Pixel based image analyses

Pixel-based image analyses were implemented on the mosaicked images. Some studies (Mahdianpari et al. 2020; Amani et al. 2017; Dlamini et al. 2021a) have highlighted the potential spectral mixing and resulting inaccuracies associated with pixel-based classification, however, This was chosen due to computational limitations associated with object-based analysis in large-scale mapping. Object-based analysis is computationally expensive, and the size of the catchment being modeled in this study would have exceeded the computational capacity of the GEE platform, leading to timeout errors (Gorelick et al. 2017; Shafizadeh-Moghadam et al. 2021). Therefore, the implementation of pixel-based analysis helped mitigate the high computational cost requirements. For the pixel-based analysis, the Random Forest (RF) machine learning algorithm was selected. RF is an ensemble classifier that utilizes subsets of randomly selected training data to construct multiple decision trees (Breiman 2001; Breiman 1996; Dlamini et al. 2021b). Each tree contributes a unit vote, and the class with the highest number of votes determines the classification of a particular object (Breiman 2001). The choice of RF was based on its performance in previous studies, such as Adam et al. (2014); Basheer et al. (2022); Dlamini et al. 2021a); Nitze et al. (2012). RF is particularly suitable for handling significant differentiation within land cover classes and reducing noise in the data (Slagter et al. 2020), and does not require prior knowledge of data distribution, unlike parametric algorithms like the maximum likelihood classifier (Slagter et al. 2020). During the implementation of the pixel-based RF model, the 1420 ground truth points representing different land cover classes (Table 2) were randomly divided using the commonly used split ratio of 70% training data and 30% validation data within the GEE platform. The training data were used to sample areas on the input image corresponding to their locations, and these sampled areas, along with the training points, were used to train the RF classifier. The trained classifier was then applied to classify the mosaicked images.

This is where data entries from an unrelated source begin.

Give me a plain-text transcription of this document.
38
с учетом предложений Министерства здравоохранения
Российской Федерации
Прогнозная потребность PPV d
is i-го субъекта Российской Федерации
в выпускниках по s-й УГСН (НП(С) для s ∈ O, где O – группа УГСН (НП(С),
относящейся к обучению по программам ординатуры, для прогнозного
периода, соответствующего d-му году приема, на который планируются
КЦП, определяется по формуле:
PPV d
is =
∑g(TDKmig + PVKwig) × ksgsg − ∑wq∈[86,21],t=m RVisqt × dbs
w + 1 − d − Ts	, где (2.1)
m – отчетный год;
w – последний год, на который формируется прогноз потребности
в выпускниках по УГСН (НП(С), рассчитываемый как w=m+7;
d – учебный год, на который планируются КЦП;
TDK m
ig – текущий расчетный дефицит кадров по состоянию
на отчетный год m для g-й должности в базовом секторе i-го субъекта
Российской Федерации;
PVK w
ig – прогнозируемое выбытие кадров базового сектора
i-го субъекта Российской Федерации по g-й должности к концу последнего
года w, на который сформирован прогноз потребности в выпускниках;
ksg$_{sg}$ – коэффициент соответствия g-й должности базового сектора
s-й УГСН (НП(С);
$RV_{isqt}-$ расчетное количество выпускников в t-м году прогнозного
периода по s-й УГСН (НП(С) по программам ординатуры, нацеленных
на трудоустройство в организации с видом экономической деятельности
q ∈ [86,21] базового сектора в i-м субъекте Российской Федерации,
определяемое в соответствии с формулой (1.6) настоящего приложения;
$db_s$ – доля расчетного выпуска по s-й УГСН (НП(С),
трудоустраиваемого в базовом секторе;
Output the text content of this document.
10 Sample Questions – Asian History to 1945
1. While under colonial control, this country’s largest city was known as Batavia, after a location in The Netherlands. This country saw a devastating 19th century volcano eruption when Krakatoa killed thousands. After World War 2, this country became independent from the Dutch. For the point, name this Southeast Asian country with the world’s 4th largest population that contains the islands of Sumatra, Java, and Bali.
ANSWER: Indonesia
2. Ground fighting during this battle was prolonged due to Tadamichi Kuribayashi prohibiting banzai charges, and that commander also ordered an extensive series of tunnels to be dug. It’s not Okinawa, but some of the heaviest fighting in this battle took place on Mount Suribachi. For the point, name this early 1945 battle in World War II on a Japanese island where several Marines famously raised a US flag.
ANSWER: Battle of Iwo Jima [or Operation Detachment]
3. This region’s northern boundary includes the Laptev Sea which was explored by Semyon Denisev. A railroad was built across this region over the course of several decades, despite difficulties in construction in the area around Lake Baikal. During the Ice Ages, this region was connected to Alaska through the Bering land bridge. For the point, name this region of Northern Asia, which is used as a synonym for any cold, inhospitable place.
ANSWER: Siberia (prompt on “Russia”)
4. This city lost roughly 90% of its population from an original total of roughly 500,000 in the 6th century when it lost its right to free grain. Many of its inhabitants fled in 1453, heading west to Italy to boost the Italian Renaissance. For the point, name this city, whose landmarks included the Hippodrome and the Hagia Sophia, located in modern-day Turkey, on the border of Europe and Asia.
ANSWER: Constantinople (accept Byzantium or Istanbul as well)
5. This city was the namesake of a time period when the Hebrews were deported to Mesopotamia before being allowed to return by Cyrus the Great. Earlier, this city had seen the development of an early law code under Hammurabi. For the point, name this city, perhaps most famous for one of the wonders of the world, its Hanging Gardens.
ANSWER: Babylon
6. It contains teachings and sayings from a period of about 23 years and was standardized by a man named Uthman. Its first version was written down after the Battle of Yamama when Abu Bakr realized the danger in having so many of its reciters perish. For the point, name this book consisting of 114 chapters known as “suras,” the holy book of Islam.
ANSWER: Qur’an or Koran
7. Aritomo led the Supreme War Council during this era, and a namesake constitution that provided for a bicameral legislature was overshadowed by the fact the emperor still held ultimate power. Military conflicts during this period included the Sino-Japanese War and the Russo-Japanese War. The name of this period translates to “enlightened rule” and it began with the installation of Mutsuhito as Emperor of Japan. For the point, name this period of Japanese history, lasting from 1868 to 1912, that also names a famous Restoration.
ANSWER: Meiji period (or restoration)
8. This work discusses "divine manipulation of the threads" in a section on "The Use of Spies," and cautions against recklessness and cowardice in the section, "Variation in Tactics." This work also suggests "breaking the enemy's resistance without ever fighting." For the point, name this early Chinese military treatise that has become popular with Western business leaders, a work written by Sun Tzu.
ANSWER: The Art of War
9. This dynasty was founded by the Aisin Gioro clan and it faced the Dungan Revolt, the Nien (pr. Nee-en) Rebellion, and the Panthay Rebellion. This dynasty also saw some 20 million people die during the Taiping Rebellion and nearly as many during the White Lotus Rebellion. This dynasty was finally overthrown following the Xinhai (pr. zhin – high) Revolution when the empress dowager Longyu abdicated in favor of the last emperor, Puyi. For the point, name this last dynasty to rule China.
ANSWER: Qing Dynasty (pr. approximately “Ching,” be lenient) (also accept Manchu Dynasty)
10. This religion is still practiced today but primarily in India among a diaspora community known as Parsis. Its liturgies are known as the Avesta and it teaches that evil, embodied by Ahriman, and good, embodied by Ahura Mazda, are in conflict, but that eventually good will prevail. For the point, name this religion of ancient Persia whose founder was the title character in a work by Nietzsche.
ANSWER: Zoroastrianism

During this process, a search was conducted to determine the optimal values for the input parameters of the RF model, namely mtry and ntree. The mtry parameter represents the number of randomly sampled candidate variables, while the ntree parameter indicates the number of trees generated by the RF model based on different bootstrap samples. The search for optimal mtry and ntree values ranged from one to five for mtry and from five hundred to fifteen thousand for ntree. The ntree search interval was five hundred. The ntree search interval was five hundred. The selection of these ranges was guided by similar studies, including Adam et al. (2014); Simioni et al. (2020). The search resulted in 300 combinations of mtry and ntree values through several iterations, and the values that yielded higher overall accuracies were chosen as the optimal parameters.

Accuracy assessment

Accuracy assessment in this study involved the use of five metrics: internal and external Overall Accuracy (OA), Producer’s Accuracy (PA), User’s Accuracy (UA), Commission Errors (CE), and Omission Errors (OE). These metrics provide valuable insights into the performance and reliability of the classification results. OA measures the proportion of correctly classified pixels, providing an overall assessment of accuracy. PA and UA indicate the accuracy of individual land cover types, representing the likelihood that a classified pixel corresponds to the actual feature on the ground (Story and Congalton 1986). CE identifies incorrectly classified sites, while OE quantifies the number of sites that were omitted from the correct class on the map (Mtengwana et al. 2020). To implement the accuracy assessment, the remaining 30% of the data (validation data) was utilized to sample regions on the classified image. These regions, along with the validation points, were used as input files in the GEE cloud computing platform to calculate OA, UA, and PA. Additionally, the files were employed to extract the error matrix, which facilitated the calculation of CE and OE.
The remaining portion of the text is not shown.